Readable Persistance?
Chris S.
chrisks at NOSPAMudel.edu
Mon Jun 21 17:42:25 EDT 2004
David Bolen wrote:
> "Chris S." <chrisks at NOSPAMudel.edu> writes:
>
>
>>I'm trying to write programs that make use of a lot of dynamic
>>structures. To aid in debugging and data extraction, I'd like to
>>persist these objects in a form that's readable, but one that also
>>preserves handles (ie for lambda expressions, dictionaries, lists,
>>etc).
>
>
> Can you clarify what you might mean by "debugging and data extraction"?
>
> The reason I ask is that if you're primarily concerned with the
> ability to access the data easily outside of the program that
> generated it, then have you considered just interatively loading your
> picking file and performing whatever manipulations you might want?
>
> That is, if pickle satisfies your need for the persistence of the data
> structures themselves, perhaps the readability of the raw pickle file
> need not be a problem if you consider just using Python to load that
> file in when you need to examine it.

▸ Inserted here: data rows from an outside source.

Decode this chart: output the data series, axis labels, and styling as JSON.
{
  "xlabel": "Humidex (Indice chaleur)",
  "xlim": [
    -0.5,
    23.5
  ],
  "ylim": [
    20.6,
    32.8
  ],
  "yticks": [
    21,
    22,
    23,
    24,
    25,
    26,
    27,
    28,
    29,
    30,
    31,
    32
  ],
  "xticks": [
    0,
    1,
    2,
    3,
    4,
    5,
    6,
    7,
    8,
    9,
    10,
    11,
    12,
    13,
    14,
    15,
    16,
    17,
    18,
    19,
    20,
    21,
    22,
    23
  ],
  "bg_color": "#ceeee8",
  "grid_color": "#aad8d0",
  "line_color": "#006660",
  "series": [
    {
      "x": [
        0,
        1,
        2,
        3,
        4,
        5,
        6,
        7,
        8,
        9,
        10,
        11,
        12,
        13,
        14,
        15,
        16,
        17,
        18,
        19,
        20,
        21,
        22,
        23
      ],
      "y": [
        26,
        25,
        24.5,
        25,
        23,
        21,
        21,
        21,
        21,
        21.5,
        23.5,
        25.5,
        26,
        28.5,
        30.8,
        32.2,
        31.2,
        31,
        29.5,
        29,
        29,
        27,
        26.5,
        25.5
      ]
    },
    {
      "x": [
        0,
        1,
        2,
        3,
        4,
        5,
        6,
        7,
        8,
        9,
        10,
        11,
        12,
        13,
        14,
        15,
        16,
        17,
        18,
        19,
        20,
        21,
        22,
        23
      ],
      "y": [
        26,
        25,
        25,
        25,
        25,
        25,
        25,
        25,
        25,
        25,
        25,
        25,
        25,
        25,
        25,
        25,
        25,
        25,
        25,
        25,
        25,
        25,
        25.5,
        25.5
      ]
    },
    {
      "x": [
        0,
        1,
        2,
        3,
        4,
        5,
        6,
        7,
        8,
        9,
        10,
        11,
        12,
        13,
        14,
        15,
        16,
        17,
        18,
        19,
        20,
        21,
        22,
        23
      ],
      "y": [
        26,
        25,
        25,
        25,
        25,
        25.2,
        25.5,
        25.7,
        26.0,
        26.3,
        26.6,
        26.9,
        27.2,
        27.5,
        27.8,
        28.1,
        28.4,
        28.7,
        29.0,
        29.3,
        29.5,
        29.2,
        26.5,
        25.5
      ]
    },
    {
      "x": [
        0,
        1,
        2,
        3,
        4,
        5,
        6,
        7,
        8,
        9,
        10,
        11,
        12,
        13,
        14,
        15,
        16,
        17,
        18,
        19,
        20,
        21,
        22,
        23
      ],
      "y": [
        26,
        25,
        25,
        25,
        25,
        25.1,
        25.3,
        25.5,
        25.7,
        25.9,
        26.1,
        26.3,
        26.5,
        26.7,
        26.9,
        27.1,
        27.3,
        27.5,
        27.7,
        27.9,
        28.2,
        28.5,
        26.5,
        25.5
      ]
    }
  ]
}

You could always interactively
> (or with small scripts if you do repetitive operations) then dump
> selected portions of the data to more parseable flat text files for
> use with other tools if necessary, while not losing any of the
> richness of the original data structure.
>
> I know that I've done this numerous times in the past (both with
> pickle files as well as with ZODB databases) as a way to examine
> stored program state in an interactive manner outside of the original
> application.
>
> -- David
The reason why I'd prefer the data stored in a readable format is so I
wouldn't have to use an interpreter to view the data (well, aside from a
text editor). Pickle doesn't even fully cut it for me since it's unable
to save lambda expressions and user defined function handles.